Rather than conceptualize the telling of her life as a straight chronology, Garbus and editor Josh Pearson have structured the film according to the principles of a musical—fans will be thrilled that the film takes the time to luxuriate in the splendor of Simone’s songs.

“I get really frustrated with music docs that don’t let the songs play out—that’s what we’re honoring after all—but at the same time you want to keep up your narrative pace and we’ve got a story to tell” Garbus said. “Every song has a narrative function.”

Simone’s 1959 rendition of Gershwin’s “I Love You, Porgy” was the first song that brought her international acclaim “but it’s really about finding [her husband] Andy,” Garbus offers. By the same token, “Mississippi Goddamn” is the anthem of the Civil Rights movement. An enraged and impassioned response to the outbreak of violence in 1963, the song marked a major turning point in Simone’s life—transforming her from singer to voice of the people. Garbus provides extended footage of a particularly rousing rendition of the song performed on the Selma marches in which Simone strains her vocal chords with such furious passion that her voice never quite returned to it’s original octave range.

It was her activism that propelled Simone’s music passionately forward, elevating her soul-bearing performances to new heights, and allowing her to claim a sense of agency which had previously been in the demanding hands of her husband.

“I don’t mind going without food or water as long as I’m doing something meaningful like this,” she confides in her journal. (Earlier she complains of having to rely on pills to maintain the impossible schedule Andy kept her on.)

But Simone’s increasingly radical politics proved to be a double-edged sword. Though she was transformed into one of the most crucial civil rights icons of her time, her aggression also alienated her mainstream audience. (“I’m not not violent,” Shackman recalls Simone telling him.) Moving her audience was no longer enough: she wanted to “shake them to pieces.” Her politics proved a major point of contention with her husband, who felt she was destroying the career he’d worked so hard to build for her and the two ultimately divorced after nine years of marriage.

One of the film’s most enjoyable chapters focuses on the close-knit community of New York’s black intelligentsia that Simone became an integral part of—and became an integral part of her life.

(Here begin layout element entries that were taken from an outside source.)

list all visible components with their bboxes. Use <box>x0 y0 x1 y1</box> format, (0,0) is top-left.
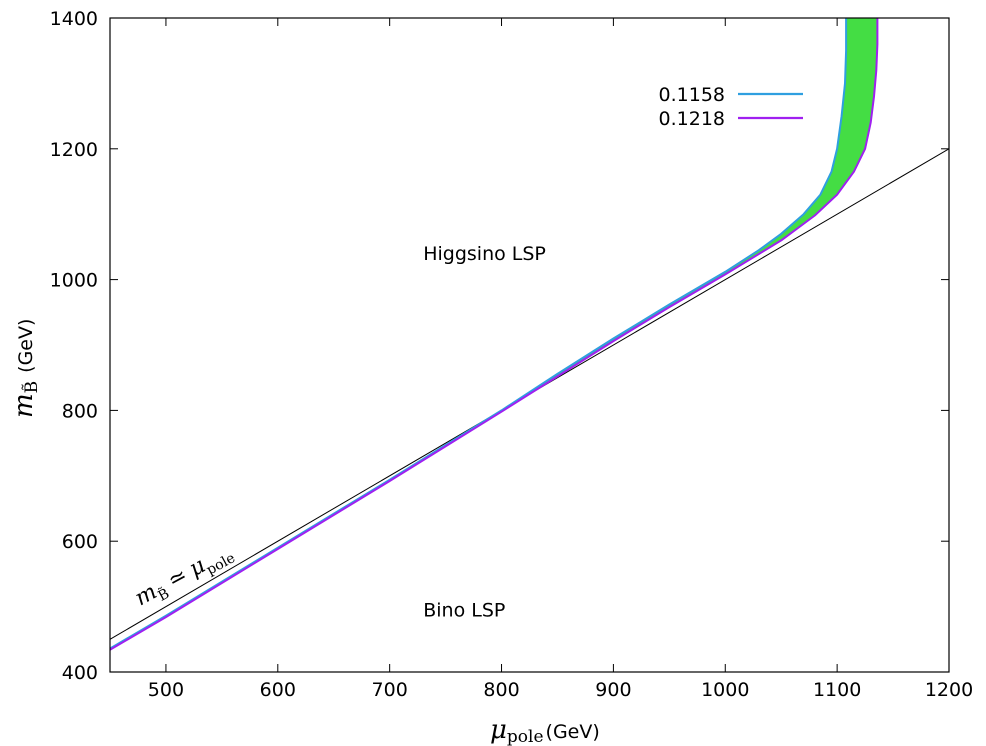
y-tick-label: 800 <box>62 400 98 422</box>
y-tick-label: 400 <box>62 662 98 684</box>
x-tick-label: 600 <box>260 679 296 701</box>
x-axis-unit: (GeV) <box>546 721 600 743</box>
annotation-higgsino-lsp: Higgsino LSP <box>423 243 546 265</box>
x-axis-title: μpole (GeV) <box>490 715 600 746</box>
series-line-1 <box>110 18 879 651</box>
x-tick-label: 700 <box>372 679 408 701</box>
x-axis-symbol: μ <box>490 715 507 745</box>
ref-label-relation: ≃ <box>164 563 192 594</box>
x-tick-label: 800 <box>483 679 519 701</box>
y-axis-subscript: B̃ <box>22 381 42 394</box>
y-tick-label: 1200 <box>50 139 98 161</box>
y-axis-unit: (GeV) <box>15 319 37 373</box>
x-tick-label: 500 <box>148 679 184 701</box>
y-tick-label: 1400 <box>50 8 98 30</box>
x-axis-subscript: pole <box>507 727 544 746</box>
y-tick-label: 1000 <box>50 270 98 292</box>
legend: 0.1158 0.1218 <box>659 84 803 130</box>
y-axis-symbol: m <box>9 393 39 418</box>
y-axis-title: mB̃ (GeV) <box>9 319 42 418</box>
y-tick-label: 600 <box>62 531 98 553</box>
plot-frame <box>109 17 950 673</box>
x-tick-label: 900 <box>595 679 631 701</box>
annotation-bino-lsp: Bino LSP <box>423 599 505 621</box>
legend-label-series-0: 0.1158 <box>659 84 725 106</box>
x-tick-label: 1200 <box>925 679 973 701</box>
x-tick-label: 1100 <box>813 679 861 701</box>
series-line-0 <box>110 18 848 650</box>
legend-label-series-1: 0.1218 <box>659 108 725 130</box>
ref-label-symbol: m <box>131 579 161 611</box>
x-tick-label: 1000 <box>701 679 749 701</box>
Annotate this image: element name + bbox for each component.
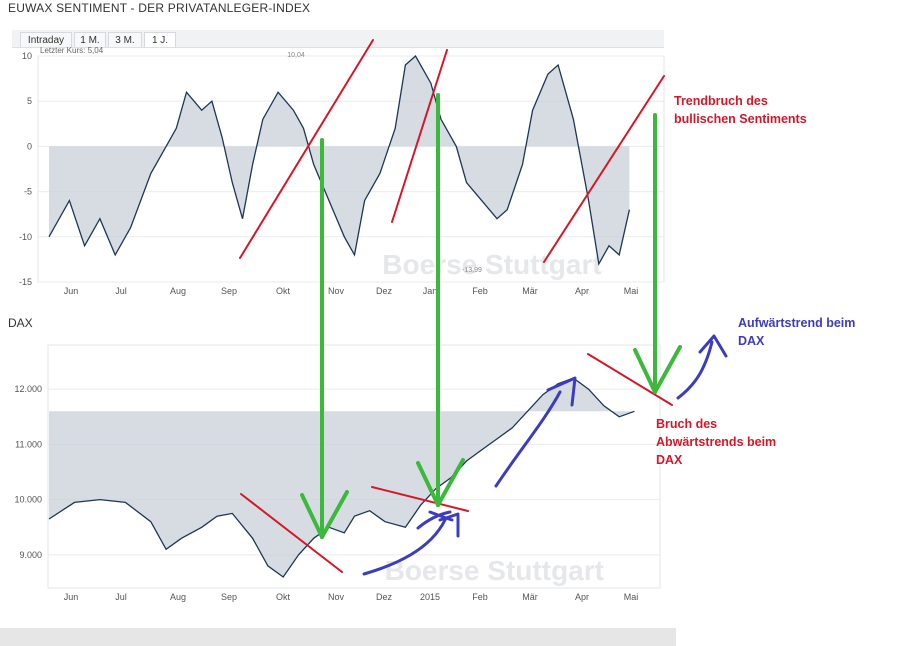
red-trendline-1: [239, 39, 374, 259]
annotation-aufwaertstrend-line1: Aufwärtstrend beim: [738, 316, 856, 330]
dax-frame: [47, 344, 661, 589]
sentiment-min-label: -13,99: [462, 267, 482, 274]
sentiment-x-tick-label: Okt: [276, 286, 291, 296]
tab-1m[interactable]: 1 M.: [74, 32, 106, 47]
annotation-aufwaertstrend-line2: DAX: [738, 334, 765, 348]
sentiment-x-tick-label: Mär: [522, 286, 538, 296]
sentiment-x-tick-label: Apr: [575, 286, 589, 296]
annotation-trendbruch-line2: bullischen Sentiments: [674, 112, 807, 126]
annotation-trendbruch-line1: Trendbruch des: [674, 94, 768, 108]
dax-x-tick-label: Feb: [472, 592, 488, 602]
green-arrow-2-head-left: [416, 461, 440, 507]
green-arrow-3-head-right: [653, 345, 682, 394]
annotation-aufwaertstrend: Aufwärtstrend beim DAX: [738, 314, 855, 350]
dax-y-tick-label: 9.000: [19, 550, 42, 560]
green-arrow-1-head-right: [320, 490, 349, 539]
red-downtrend-1: [240, 493, 343, 573]
dax-y-tick-label: 12.000: [14, 384, 42, 394]
sentiment-x-tick-label: Mai: [624, 286, 639, 296]
blue-arrow-1: [362, 518, 447, 576]
annotation-bruch-line3: DAX: [656, 453, 683, 467]
tab-intraday[interactable]: Intraday: [20, 32, 72, 47]
dax-x-tick-label: 2015: [420, 592, 440, 602]
dax-area: [49, 378, 635, 577]
blue-arrow-3: [494, 376, 577, 488]
sentiment-series-line: [48, 54, 631, 266]
dax-watermark: Boerse Stuttgart: [385, 555, 604, 586]
green-arrow-2-head-right: [436, 458, 465, 507]
sentiment-x-tick-label: Feb: [472, 286, 488, 296]
annotation-bruch: Bruch des Abwärtstrends beim DAX: [656, 415, 776, 469]
sentiment-y-tick-label: -5: [24, 187, 32, 197]
red-downtrend-3: [587, 353, 673, 406]
sentiment-area: [49, 56, 630, 264]
sentiment-x-tick-label: Jan: [423, 286, 438, 296]
sentiment-y-tick-label: -10: [19, 232, 32, 242]
bottom-scrollbar-area: [0, 628, 676, 646]
dax-x-tick-label: Mär: [522, 592, 538, 602]
dax-x-tick-label: Sep: [221, 592, 237, 602]
dax-x-tick-label: Jul: [115, 592, 127, 602]
dax-x-tick-label: Nov: [328, 592, 345, 602]
sentiment-x-tick-label: Aug: [170, 286, 186, 296]
sentiment-x-tick-label: Nov: [328, 286, 345, 296]
sentiment-x-tick-label: Jun: [64, 286, 79, 296]
blue-arrow-2: [416, 510, 460, 538]
annotation-trendbruch: Trendbruch des bullischen Sentiments: [674, 92, 807, 128]
sentiment-y-tick-label: 5: [27, 96, 32, 106]
dax-x-tick-label: Mai: [624, 592, 639, 602]
green-arrow-3-head-left: [633, 348, 657, 394]
sentiment-x-tick-label: Jul: [115, 286, 127, 296]
dax-title: DAX: [8, 316, 33, 330]
dax-x-tick-label: Okt: [276, 592, 291, 602]
dax-x-tick-label: Jun: [64, 592, 79, 602]
last-price: Letzter Kurs: 5,04: [40, 46, 104, 55]
tab-1y[interactable]: 1 J.: [144, 32, 176, 47]
sentiment-y-tick-label: 0: [27, 141, 32, 151]
dax-y-tick-label: 11.000: [15, 439, 42, 449]
dax-y-tick-label: 10.000: [14, 495, 42, 505]
green-arrow-1-head-left: [300, 493, 324, 539]
dax-series-line: [48, 377, 635, 578]
sentiment-x-tick-label: Dez: [376, 286, 393, 296]
page-title: EUWAX SENTIMENT - DER PRIVATANLEGER-INDE…: [8, 1, 311, 15]
dax-x-tick-label: Aug: [170, 592, 186, 602]
sentiment-x-tick-label: Sep: [221, 286, 237, 296]
sentiment-y-tick-label: 10: [22, 51, 32, 61]
red-trendline-2: [391, 49, 448, 223]
sentiment-y-tick-label: -15: [19, 277, 32, 287]
annotation-bruch-line2: Abwärtstrends beim: [656, 435, 777, 449]
red-downtrend-2: [371, 486, 469, 512]
dax-x-tick-label: Apr: [575, 592, 589, 602]
range-tabs: Intraday 1 M. 3 M. 1 J.: [12, 30, 664, 48]
annotation-bruch-line1: Bruch des: [656, 417, 718, 431]
dax-x-tick-label: Dez: [376, 592, 393, 602]
sentiment-max-label: 10,04: [287, 52, 305, 59]
tab-3m[interactable]: 3 M.: [108, 32, 142, 47]
blue-arrow-4: [676, 334, 728, 400]
sentiment-watermark: Boerse Stuttgart: [382, 249, 601, 280]
red-trendline-3: [543, 75, 665, 263]
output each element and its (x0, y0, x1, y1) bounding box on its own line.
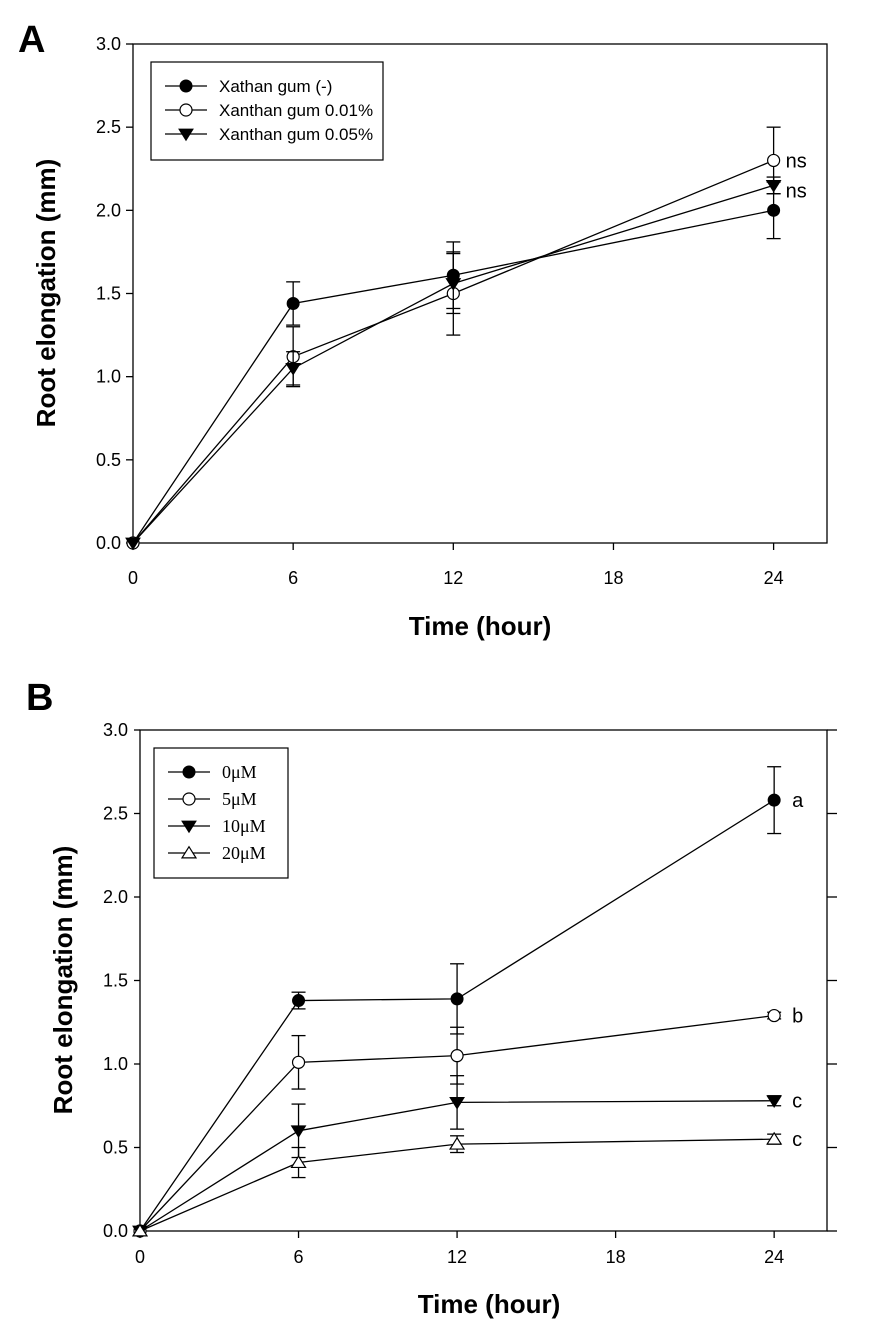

The scene’s frequenters included playwright Lorraine Hansberry, Langston Hughes, James Baldwin, and Malcom X, who was godfather to Simone’s daughter. Both Simone and Malcom X’s daughters paint an enviable picture of their childhoods surrounded by these great minds, but following the assassination of Malcom X and after losing Hansberry to illness, Simone saw the civil rights movement as non-existent and became disillusioned with America as a whole.

Abandoning the country, her music, and her family, she fled to Africa before eventually making her way to Europe. Drained of funds and trapped in a deep depression, she had to be dragged by friends to Paris and put on medication so she could start singing for her supper and slowly re-build her career.

By the time the film returns to that concert in Montreaux, Garbus has ensured it’s an entirely different and much deeper experience—one more likely to induce tears than laughter of any kind. The extent to which Simone could not be separated from her music from her own is clear as soon as she opens her mouth to sing. With that remarkable combination of fragility and frenetic power, she spills her guts and lays bare her soul.